International students and scholars are responsible to pay any local city or town property taxes. Typically, theses taxes are paid if you own a car, a house, or other personal property that is subject to local taxation. Failure to pay your yearly property tax might result in not being able to register your car with the Connecticut Department of Motor Vehicles.

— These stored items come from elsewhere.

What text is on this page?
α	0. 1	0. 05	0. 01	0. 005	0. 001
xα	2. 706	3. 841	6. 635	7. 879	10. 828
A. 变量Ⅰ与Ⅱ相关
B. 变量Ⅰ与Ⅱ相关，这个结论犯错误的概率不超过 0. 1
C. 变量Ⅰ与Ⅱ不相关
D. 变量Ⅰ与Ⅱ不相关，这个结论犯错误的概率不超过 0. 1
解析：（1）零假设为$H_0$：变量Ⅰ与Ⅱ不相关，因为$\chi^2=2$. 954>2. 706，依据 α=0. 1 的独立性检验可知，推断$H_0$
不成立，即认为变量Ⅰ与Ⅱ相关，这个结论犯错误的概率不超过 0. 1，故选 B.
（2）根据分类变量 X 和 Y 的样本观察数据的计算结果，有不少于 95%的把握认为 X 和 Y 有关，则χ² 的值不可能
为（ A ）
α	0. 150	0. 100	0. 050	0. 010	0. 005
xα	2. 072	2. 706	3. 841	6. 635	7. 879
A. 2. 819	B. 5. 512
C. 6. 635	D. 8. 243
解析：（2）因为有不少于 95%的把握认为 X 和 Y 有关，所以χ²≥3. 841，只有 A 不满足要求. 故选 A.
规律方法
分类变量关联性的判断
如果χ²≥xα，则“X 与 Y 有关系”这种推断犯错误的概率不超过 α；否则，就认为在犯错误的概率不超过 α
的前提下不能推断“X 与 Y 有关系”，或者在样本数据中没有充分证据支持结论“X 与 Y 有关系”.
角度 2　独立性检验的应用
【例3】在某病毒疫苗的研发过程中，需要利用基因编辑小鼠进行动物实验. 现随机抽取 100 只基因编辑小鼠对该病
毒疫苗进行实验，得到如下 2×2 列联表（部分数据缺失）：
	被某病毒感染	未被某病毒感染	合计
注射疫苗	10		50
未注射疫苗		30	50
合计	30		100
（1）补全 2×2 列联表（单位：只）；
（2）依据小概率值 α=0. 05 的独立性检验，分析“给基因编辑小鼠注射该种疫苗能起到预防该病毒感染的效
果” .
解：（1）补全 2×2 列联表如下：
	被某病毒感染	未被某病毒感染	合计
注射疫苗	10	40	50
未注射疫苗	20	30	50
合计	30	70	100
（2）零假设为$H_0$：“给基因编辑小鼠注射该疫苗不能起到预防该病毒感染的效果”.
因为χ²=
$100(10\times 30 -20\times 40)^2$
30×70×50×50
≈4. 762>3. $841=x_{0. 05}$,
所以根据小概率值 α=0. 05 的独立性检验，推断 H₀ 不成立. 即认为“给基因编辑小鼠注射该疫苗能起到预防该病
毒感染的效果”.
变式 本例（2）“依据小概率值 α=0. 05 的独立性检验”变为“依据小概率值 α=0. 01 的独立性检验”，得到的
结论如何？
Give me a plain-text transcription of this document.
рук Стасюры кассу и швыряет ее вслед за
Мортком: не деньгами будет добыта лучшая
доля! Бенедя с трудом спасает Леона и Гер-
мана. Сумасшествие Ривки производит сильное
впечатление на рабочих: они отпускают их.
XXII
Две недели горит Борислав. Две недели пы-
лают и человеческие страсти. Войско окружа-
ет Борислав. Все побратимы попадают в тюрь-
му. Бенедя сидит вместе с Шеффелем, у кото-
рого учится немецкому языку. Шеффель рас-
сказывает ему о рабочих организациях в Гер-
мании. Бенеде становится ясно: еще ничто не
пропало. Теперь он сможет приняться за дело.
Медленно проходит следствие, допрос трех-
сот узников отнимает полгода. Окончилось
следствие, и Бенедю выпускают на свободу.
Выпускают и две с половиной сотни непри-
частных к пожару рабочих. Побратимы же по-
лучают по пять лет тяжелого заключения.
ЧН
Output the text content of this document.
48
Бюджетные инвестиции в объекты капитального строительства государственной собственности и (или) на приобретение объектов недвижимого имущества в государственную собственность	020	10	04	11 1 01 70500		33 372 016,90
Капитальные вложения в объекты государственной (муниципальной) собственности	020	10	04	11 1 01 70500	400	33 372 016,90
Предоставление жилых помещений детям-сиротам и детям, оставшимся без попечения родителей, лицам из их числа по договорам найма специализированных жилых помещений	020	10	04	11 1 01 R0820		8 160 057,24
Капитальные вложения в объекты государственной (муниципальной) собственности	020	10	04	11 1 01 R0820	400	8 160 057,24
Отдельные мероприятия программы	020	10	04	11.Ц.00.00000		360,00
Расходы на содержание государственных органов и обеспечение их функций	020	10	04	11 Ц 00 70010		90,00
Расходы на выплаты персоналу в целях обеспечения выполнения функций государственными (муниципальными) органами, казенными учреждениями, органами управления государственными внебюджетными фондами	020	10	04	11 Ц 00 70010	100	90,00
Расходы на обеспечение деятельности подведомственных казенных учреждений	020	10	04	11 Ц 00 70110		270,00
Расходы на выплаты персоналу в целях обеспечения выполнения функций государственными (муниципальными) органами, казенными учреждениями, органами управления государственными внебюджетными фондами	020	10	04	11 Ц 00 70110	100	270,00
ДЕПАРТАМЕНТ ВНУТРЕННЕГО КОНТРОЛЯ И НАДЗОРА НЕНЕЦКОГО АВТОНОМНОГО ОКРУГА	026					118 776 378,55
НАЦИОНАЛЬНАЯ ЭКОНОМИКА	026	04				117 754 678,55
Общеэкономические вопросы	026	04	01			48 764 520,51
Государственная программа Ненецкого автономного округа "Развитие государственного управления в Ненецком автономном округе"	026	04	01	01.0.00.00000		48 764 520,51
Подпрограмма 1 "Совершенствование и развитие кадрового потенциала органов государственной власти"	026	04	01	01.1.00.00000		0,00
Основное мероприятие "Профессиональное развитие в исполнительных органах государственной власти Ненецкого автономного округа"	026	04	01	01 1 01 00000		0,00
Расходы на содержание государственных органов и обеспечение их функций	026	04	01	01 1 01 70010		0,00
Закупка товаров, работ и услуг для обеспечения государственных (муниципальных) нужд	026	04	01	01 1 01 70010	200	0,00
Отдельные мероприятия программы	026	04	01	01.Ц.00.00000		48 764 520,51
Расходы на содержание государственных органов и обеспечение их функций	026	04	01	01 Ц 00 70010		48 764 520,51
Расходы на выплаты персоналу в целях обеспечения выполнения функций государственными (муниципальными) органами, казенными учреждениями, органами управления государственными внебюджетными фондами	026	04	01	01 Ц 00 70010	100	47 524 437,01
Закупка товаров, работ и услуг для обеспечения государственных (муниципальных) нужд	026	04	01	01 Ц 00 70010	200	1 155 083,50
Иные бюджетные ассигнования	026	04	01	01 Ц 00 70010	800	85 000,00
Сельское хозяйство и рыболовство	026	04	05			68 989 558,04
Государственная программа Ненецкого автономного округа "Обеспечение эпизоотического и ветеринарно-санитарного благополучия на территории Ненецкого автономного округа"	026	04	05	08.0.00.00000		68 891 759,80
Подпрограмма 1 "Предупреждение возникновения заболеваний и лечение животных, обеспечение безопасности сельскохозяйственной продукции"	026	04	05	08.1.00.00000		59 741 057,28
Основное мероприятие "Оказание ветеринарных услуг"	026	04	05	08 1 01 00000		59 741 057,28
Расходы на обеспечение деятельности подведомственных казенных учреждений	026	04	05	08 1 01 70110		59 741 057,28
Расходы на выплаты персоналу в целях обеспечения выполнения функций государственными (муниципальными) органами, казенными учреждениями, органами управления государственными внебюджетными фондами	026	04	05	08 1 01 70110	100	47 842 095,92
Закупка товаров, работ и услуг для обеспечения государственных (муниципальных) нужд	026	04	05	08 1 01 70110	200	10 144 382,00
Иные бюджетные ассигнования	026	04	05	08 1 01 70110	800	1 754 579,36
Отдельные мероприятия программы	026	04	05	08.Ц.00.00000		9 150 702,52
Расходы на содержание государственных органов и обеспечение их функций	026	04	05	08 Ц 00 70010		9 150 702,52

DISCLAIMER: It is your responsibility to meet any Federal, State or local tax requirements/obligations. The International Center and its staff are not tax experts, accountants, or attorneys and as such, we do not provide consultation on any tax matters, do not provide income tax return services (other than access to our purchased online software), and are not responsible in any way to assist you with your tax obligations. 

If you want professional assistance in filing your income tax return, you can hire professional tax preparers or accountants for a fee to assist you in filing your tax documents.  Please be sure that the tax preparer/accountant is knowledgeable about filing "Non-Resident" tax returns. 

Any links provided on this site are for reference only and do not constitute legal advice. For assistance on your tax questions, please contact the resources/assistance/"help line" identified by the U.S. Internal Revenue Service (for federal tax returns/questions) or the designated department of revenue or taxation in the state for which you are filing a state tax return.

The International Center offers its students "Glacier" income tax software as a service.  The Center assumes no liability with regard to the accuracy of this software.